You learn by reading. You learn by watching old movies on TV. You learn by engaging in small talk with sales people. Quickly you can go from asking about whether the fabric of the pants you are holding up will stretch to how the sales person's twin grandchildren are tearing up her house and how if she'd known it she never would have asked her daughter and son in law to move in with her. You are learning things about human nature here. What to avoid. If you had a daughter with twin children you would immediately know not to invite them for the summer.
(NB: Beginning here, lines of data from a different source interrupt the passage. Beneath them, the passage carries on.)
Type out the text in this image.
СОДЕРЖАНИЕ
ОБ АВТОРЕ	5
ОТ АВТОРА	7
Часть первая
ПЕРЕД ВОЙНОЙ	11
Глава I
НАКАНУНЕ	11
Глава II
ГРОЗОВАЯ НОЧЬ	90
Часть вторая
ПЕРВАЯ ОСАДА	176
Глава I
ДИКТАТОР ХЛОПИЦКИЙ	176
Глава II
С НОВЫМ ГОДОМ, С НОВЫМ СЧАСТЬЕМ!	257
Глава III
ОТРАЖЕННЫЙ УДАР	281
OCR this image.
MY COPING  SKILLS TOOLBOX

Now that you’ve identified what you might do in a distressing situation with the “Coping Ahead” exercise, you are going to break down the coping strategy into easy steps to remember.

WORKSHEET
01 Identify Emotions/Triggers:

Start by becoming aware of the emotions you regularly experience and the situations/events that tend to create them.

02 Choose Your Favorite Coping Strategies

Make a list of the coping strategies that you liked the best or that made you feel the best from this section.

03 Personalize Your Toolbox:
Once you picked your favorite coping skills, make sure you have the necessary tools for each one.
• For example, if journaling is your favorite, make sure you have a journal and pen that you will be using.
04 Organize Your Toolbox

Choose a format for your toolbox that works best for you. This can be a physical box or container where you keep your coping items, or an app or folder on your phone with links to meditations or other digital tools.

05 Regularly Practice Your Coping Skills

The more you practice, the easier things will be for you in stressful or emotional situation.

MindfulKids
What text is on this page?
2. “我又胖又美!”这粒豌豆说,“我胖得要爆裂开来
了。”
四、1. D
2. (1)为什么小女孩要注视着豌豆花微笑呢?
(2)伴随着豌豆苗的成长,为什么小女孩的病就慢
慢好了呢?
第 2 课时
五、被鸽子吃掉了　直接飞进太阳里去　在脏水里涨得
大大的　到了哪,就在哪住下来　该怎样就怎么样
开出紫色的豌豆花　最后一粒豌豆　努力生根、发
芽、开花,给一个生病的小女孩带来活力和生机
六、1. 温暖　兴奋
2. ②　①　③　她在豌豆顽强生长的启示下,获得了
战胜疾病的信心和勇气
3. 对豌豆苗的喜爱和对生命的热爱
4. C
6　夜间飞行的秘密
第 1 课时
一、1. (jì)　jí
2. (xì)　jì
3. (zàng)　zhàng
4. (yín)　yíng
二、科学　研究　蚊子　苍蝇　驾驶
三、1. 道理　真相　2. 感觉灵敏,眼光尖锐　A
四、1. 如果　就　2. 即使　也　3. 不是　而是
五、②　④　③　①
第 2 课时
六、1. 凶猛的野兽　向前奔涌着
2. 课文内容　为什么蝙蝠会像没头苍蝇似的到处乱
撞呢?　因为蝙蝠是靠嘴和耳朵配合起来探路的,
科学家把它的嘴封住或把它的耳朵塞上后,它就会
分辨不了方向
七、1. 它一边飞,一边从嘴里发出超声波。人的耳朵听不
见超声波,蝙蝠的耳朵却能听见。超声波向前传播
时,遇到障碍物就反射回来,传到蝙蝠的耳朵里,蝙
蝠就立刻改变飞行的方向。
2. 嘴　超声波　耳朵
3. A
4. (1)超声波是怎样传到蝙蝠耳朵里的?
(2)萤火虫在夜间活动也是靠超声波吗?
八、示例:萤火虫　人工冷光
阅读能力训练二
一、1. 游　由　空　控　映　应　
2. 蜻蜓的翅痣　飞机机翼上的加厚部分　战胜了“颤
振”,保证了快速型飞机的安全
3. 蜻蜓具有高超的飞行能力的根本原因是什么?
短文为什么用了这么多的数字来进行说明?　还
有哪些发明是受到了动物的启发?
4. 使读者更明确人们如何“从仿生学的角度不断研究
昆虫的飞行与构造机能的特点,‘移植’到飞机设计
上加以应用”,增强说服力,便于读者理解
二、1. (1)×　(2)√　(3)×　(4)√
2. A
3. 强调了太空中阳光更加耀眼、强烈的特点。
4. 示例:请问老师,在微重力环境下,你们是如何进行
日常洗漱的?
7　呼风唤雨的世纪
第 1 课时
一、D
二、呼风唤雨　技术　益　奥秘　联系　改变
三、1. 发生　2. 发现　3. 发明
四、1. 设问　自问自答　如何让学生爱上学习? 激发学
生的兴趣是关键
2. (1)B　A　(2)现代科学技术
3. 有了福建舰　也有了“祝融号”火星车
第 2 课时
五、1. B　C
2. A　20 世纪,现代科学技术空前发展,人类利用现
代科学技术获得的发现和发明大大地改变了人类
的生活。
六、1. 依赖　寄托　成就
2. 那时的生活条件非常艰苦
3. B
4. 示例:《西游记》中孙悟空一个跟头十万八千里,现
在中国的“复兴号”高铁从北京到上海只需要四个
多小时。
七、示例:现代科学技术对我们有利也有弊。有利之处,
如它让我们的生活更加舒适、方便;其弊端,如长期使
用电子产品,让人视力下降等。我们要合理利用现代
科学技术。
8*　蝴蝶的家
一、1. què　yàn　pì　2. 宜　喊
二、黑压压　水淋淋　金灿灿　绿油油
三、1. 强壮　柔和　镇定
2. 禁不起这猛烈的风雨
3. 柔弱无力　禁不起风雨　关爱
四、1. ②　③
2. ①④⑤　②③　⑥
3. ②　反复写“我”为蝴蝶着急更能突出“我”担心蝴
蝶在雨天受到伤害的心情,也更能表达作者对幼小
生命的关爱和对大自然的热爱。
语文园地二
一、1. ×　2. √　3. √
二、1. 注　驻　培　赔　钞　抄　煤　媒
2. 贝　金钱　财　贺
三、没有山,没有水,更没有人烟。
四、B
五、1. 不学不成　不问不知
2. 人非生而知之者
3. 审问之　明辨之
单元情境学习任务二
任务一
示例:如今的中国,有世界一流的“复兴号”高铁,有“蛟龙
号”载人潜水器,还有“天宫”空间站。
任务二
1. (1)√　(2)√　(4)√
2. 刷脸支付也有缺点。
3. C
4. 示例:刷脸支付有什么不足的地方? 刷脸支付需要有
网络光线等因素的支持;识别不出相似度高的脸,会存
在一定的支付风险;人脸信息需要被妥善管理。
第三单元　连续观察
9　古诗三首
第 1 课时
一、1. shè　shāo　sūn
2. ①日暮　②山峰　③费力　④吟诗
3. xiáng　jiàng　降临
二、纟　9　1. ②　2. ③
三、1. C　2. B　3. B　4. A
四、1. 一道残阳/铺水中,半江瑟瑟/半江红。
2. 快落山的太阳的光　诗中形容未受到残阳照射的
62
The best way to learn about things is to dive into a roomful of people, clear your throat and begin to talk in a very firm voice about the economy. Or to declare that the recent Oscar winning movie is a charade, a fraud, a no-brainer. Or finally to begin a discussion on such esoteric subjects as minimalism, Cote D'Ivoire, or peritonitis in a voice filled with eagerness to learn. You are bound to get a rise out of the man in glasses who looks like a senator or something. If you want to learn about lawn grasses you approach the couple wearing overalls. It's that simple. When you see a pair of headlights aimed at you, you quickly learn that you are seeing a car and that it is heading toward you. This could be an important piece of information. Since these are all potential learning experiences, you can pride yourself on the fact that once more you have put yourself in a position to learn something.
Learn. Awesome word, isn't it? And maybe just a little bit scarey?